Tribal clashes in Sudan’s Darfur region have killed at least 83 people in the latest bout of violence, according to a tally by the Central Committee of Sudan Doctors (CCSD), Al Jazeera reported.
“The death toll from the bloody events taking place in the city of al-Geneina … has increased since Saturday morning … [to] 84,” CCSD, a local branch of the country’s doctors’ union, said in a statement on Twitter.
The statement added that the clashes left 160 wounded, including members of the armed forces.
Saturday’s clashes initially pitted the Massalit tribe against Arab nomads in al-Geneina, about two weeks after the United Nations and African Union ended a 13-year peacekeeping mission in Darfur.
The violence morphed into broader fighting involving armed militias in the area, which left several buildings, including houses, scorched.
Sudan’s Prime Minister Abdalla Hamdok said on Twitter on Saturday he had ordered a “high-profile” delegation, including security services, be sent to West Darfur to follow up on the situation.
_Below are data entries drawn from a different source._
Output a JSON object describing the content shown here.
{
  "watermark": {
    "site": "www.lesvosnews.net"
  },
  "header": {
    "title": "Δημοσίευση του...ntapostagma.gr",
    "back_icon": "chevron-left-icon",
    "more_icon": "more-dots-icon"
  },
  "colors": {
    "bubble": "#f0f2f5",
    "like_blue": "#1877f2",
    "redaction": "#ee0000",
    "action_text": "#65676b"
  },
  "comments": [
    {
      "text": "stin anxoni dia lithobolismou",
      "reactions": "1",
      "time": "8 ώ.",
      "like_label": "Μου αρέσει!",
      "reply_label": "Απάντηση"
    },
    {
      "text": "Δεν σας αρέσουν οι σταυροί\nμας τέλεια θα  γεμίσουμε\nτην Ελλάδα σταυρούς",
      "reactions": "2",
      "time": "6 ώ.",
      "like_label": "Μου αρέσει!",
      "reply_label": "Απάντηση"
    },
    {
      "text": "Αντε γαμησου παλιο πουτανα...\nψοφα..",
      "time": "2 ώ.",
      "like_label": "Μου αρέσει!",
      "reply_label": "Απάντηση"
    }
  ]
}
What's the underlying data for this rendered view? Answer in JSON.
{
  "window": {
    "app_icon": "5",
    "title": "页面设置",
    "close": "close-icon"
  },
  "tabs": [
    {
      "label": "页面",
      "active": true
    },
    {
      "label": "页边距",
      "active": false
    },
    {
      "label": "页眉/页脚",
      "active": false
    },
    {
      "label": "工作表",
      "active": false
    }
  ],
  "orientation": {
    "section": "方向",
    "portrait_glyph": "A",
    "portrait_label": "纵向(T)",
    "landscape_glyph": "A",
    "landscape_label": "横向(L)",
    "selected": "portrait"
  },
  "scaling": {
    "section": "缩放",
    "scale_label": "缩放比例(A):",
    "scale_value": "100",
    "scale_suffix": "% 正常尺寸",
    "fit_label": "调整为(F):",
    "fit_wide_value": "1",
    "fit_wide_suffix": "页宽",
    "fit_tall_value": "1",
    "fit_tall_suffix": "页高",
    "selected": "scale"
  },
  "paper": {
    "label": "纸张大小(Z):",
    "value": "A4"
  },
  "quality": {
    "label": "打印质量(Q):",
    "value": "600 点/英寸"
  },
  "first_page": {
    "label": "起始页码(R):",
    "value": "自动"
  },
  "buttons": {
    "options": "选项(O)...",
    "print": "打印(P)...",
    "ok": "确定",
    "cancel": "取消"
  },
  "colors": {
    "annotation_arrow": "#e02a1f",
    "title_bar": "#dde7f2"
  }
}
Al Jazeera’s Hiba Morgan, reporting from Khartoum, said that displaced people in the Darfur region say that the withdrawal of the hybrid United Nations African Union Mission in Darfur (UNAMID) has “created a vacuum”.
This is “especially because the joint force that was created by the government – which includes the police, the military, and the paramilitary rapid force – is a joint force that is not accepted by most of the displaced people”.
But, Morgan said that “inter-communal violence” is not new to Darfur, even when the UNAMID peacekeeping mission was still active and had a mandate to protect civilians.